Harrison appreciates video games because he is a storyteller. He wants to control the narrative. With a book, he has no say over how the story line progresses. With a video game, he is actively participating in creating the story. If you are reading a fiction book; we don’t see a difference between a movie, book, play, or video game. For school, Harrison writes critical thinking papers on his thoughts in a particular dilemma in the book. In a video game, he decides and acts on the dilemma.
High reading comprehension can come with playing video games. When playing video games, you can not miss a step. If you skip over things, you will loose. You must follow directions, read the manual, or watch how-to video to help with the quest. To be technical, you must take your time. Slow reading is better than fast reading if that means comprehension is higher. Through years of doing technical work, Ben must read and understand technical books. Many fast, avid fiction readers will “get the jist” of the paragraph while reading quickly to see what comes next. But ask them detailed questions to the minor parts of the book and they might not be able to give an answer, all the while letting everyone know they read 100 books that year.
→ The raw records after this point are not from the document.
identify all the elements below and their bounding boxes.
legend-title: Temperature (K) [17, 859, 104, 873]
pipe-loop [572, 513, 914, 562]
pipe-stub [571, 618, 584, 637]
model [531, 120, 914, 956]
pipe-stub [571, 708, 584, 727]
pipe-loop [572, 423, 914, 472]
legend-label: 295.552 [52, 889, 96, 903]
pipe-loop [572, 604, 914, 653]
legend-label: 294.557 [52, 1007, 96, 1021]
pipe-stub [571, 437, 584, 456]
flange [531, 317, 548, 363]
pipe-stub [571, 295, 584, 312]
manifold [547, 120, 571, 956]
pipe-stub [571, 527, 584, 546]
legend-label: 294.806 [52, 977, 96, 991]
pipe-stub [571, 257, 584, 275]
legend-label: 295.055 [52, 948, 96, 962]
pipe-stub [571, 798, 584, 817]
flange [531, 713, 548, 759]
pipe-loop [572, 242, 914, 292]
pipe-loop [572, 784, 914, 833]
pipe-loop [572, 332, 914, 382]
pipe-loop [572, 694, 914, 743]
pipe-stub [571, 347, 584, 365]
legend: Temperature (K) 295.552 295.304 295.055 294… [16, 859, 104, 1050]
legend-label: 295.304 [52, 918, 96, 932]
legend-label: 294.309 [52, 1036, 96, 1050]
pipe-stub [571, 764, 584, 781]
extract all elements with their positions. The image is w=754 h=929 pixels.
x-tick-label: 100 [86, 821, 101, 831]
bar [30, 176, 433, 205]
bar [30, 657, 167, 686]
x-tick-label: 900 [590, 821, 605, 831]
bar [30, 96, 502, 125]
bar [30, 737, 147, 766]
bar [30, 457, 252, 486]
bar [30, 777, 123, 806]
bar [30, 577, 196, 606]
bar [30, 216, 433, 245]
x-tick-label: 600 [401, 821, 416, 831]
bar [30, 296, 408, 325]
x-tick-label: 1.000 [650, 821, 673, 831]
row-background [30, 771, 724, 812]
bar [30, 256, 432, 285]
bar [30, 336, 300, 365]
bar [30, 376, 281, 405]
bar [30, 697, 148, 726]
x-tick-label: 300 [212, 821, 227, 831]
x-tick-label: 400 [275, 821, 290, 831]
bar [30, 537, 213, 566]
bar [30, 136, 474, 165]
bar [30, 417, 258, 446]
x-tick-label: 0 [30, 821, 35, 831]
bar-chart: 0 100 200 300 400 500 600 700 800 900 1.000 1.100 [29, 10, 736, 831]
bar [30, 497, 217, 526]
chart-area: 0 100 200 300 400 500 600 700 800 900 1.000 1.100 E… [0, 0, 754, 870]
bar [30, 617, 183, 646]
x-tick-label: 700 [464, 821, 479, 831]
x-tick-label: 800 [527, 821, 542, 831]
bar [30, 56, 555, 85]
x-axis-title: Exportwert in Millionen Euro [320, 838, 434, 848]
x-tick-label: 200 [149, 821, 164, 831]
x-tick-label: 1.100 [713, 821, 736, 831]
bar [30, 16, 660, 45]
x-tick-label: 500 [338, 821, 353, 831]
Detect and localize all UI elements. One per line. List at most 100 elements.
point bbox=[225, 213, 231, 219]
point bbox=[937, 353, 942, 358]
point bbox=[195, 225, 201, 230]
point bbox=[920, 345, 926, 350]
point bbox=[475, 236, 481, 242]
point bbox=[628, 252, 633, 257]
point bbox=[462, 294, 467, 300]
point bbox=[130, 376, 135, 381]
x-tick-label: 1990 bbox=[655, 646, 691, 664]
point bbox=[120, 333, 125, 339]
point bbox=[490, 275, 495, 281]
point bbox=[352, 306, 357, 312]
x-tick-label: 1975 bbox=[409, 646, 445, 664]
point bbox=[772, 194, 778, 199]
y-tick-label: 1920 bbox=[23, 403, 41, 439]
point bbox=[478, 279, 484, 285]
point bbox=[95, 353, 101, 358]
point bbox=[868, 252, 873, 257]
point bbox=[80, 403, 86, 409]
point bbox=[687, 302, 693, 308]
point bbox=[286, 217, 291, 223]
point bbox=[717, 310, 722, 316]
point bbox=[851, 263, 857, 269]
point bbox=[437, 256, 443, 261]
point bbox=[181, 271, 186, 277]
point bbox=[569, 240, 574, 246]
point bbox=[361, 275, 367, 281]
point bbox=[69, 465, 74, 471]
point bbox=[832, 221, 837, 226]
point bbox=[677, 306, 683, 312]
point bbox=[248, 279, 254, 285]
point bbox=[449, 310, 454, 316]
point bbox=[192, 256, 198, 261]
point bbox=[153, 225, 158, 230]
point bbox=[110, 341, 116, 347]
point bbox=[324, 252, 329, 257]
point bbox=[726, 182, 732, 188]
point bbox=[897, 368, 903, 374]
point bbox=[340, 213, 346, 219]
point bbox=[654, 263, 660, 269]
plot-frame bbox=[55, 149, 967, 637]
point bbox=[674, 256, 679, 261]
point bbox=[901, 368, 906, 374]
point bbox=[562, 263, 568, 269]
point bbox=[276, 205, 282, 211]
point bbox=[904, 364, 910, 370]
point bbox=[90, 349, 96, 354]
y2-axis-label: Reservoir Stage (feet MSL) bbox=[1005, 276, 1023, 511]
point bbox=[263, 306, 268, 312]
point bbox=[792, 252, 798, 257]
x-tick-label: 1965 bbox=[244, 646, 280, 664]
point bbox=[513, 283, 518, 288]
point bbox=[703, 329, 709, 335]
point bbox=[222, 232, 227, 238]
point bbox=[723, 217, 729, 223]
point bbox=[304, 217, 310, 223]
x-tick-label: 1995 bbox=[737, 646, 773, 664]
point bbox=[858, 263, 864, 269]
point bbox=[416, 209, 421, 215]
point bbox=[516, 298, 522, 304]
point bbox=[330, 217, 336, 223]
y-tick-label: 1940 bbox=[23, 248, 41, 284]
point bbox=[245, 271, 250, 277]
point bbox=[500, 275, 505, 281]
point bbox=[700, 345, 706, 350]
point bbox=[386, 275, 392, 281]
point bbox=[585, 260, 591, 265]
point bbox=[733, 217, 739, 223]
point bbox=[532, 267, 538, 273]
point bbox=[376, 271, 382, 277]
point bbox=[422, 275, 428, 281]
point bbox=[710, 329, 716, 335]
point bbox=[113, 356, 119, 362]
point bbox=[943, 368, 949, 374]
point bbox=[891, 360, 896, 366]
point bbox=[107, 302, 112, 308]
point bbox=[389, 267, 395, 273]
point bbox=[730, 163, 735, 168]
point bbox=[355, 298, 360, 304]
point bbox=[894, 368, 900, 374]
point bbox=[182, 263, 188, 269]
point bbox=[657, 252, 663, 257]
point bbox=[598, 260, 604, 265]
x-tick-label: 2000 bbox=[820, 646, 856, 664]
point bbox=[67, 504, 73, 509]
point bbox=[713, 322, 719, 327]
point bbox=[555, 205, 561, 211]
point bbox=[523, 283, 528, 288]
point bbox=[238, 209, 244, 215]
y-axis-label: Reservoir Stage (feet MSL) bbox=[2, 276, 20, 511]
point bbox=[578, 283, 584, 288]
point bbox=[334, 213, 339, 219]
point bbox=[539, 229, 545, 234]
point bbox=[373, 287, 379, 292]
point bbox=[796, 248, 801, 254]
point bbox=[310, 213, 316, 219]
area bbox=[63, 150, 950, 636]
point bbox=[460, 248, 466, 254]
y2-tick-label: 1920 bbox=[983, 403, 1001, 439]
Many people place being an avid reader on the top of the academic cool factor scale. In the homeschooling world, avid video gamers are seen as less-than. Our point in talking about video games is to say that we don’t believe it to be so. It’s a hobby just like reading novels. Reading novels can build character and mind growth by drawing from theoretical examples. Video games can bolster character and mind growth in real-life. One is taking time to ponder how, the other is acting it out.
Thinking and acting are both needed. So, where is the balance? Make sure to read a lot. Harrison can easily play 2 hours of video games a day. He also reads 1.5-2 hours every night in bed. He listens to audio books while he’s doing chores and other things around the house. I read 45 minutes to an hour aloud to the kids every school day.
If you are ok with video games, but also want them to love reading, then you have to model that too. I read just as much as I watch tv. I LOVE tv and movies. The average length of a book is 10 hours of reading. I watch that much tv every week.
I am not saying that, being in nature, playing a sport, and simply reading a novel aren’t great things. Being active and enjoying God’s creation are imperative to being a well-rounded person. My point is that video-games can be a positive and productive part of your children’s childhood development WITHOUT THE GUILT!
Also, if you are, or know, someone who thinks video games are the worst, I hope our talk with help ease those thought to at least a neutral ground.
After all, a video-game loving, classic novel disliker, hater of hiking is one of the few men who keeps the power secure from terrorist for the PNW; fixing my friend’s computers so they can continue to talk about homesteading. All while making sure our churches’ videos can be streaming every week while we are still in Covid-lockdown.
No one is better than anyone else. Just different.